Kişi başı günlük ekmek tüketimi 2008–2012 döneminde azalarak 331 gr’dan 319 gr’a düşmüş, diğer taraftan toplam israf oranının artmasıyla kişi başı günlük ekmek israfı 17,4 gr’dan 19,9 gr’a çıkmıştır. 2012 yılı itibarıyla günlük toplam 1.486 ton ekmeğin hayvan yemi olarak veya çöpe atılarak israf edildiği hesaplanmıştır. 2008 yılı araştırmasının verileri ile 250 gr’lık standart ekmek üzerinden hesaplama yapıldığında, ekmek israf adedinin günlük 4,9 milyondan 5,9 milyona çıkmış olduğu görülmektedir. Bu artıştaki en önemli etken, fırınlarda ihtiyaç fazlası üretimin yükselmiş olmasıdır. Fırınlardaki israf oranının % 2’den % 3,1’e çıkması ile ülke geneli toplam israf oranı % 5’ten % 5,9’a yükselmiştir.

Sonuç

Hanelerdeki ekmek israfının % 89’u hayvanlara verilerek gerçekleştirilmekte olup bu bağlamda hanelerin artan ekmekleri ev hayvanlarına yedirmeleri bir ölçüde makul görülebilmektedir.
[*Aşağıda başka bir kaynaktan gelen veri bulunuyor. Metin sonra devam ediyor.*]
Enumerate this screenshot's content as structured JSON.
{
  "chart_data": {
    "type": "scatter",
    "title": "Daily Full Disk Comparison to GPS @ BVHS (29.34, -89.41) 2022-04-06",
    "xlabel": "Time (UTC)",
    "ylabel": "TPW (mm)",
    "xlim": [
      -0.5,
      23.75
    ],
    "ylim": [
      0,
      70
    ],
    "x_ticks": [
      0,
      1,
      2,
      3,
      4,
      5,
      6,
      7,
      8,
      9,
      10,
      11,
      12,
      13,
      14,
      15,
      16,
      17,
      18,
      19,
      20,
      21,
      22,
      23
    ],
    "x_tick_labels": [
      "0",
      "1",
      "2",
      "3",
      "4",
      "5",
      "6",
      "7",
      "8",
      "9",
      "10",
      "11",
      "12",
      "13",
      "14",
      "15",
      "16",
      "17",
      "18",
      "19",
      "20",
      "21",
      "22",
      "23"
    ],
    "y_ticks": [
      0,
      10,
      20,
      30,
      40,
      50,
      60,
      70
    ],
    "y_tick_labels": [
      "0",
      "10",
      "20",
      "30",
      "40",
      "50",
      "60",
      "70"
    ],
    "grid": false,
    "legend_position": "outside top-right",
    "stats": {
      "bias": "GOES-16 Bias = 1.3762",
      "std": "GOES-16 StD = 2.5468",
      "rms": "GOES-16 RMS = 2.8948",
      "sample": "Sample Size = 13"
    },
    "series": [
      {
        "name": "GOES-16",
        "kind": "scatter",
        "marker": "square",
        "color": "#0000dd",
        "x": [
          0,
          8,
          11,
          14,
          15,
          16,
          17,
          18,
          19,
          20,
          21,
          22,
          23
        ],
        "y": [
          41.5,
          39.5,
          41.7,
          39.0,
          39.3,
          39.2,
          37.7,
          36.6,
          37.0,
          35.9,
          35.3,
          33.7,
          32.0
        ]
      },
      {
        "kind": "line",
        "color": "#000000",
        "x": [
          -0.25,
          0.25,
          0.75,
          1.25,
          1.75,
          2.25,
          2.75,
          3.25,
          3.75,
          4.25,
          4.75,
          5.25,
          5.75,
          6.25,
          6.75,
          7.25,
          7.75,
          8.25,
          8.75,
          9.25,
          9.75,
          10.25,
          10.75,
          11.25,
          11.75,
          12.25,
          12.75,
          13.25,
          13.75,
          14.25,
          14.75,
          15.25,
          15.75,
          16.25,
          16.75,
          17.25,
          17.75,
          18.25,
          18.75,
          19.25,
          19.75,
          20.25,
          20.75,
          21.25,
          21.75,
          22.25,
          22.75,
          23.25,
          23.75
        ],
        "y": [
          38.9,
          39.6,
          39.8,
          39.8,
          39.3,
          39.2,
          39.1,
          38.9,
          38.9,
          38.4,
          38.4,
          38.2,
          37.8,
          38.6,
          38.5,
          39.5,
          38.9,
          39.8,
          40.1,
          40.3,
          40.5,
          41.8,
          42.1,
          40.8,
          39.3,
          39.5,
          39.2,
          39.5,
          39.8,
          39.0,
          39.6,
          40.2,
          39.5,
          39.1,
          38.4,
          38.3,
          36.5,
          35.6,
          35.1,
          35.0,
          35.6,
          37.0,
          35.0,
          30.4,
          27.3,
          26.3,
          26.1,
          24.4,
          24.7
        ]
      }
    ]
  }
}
Vurgulanmak istenen, özellikle fırınlarda ihtiyaçtan fazla ekmek üretiminin engellenmesi ve/veya bayatlayan ekmeklerin uygun yöntemlerde tüketilmesi sonucunda çöpe atılan veya besi çiftliklerine satılan ekmek miktarının azaltılması gereğidir.

Ülkemizde yaygın olarak tüketilen, bireylerin önemli bir bölümü için temel gıda olan ekmeğin çöpe atılması, yine bireylerin kendi beyanlarına göre en kötü davranışlardan biridir. Bu bakımdan, ekmek israfının kötü niyetten ziyade bilgisizlikten kaynaklandığı düşünülmektedir. Araştırma sonucunda ortaya çıkan en önemli ihtiyaç, gerek hanelere gerekse toplu yemek yenen kurumlara, ekmeğin hangi şekillerde muhafaza edilmesi gerektiği ve buna rağmen bayatlayan ekmek olursa bayatlayan ekmeğin hangi uygun yöntemlerle yeniden değerlendirileceği konularında bilgi verilmesidir.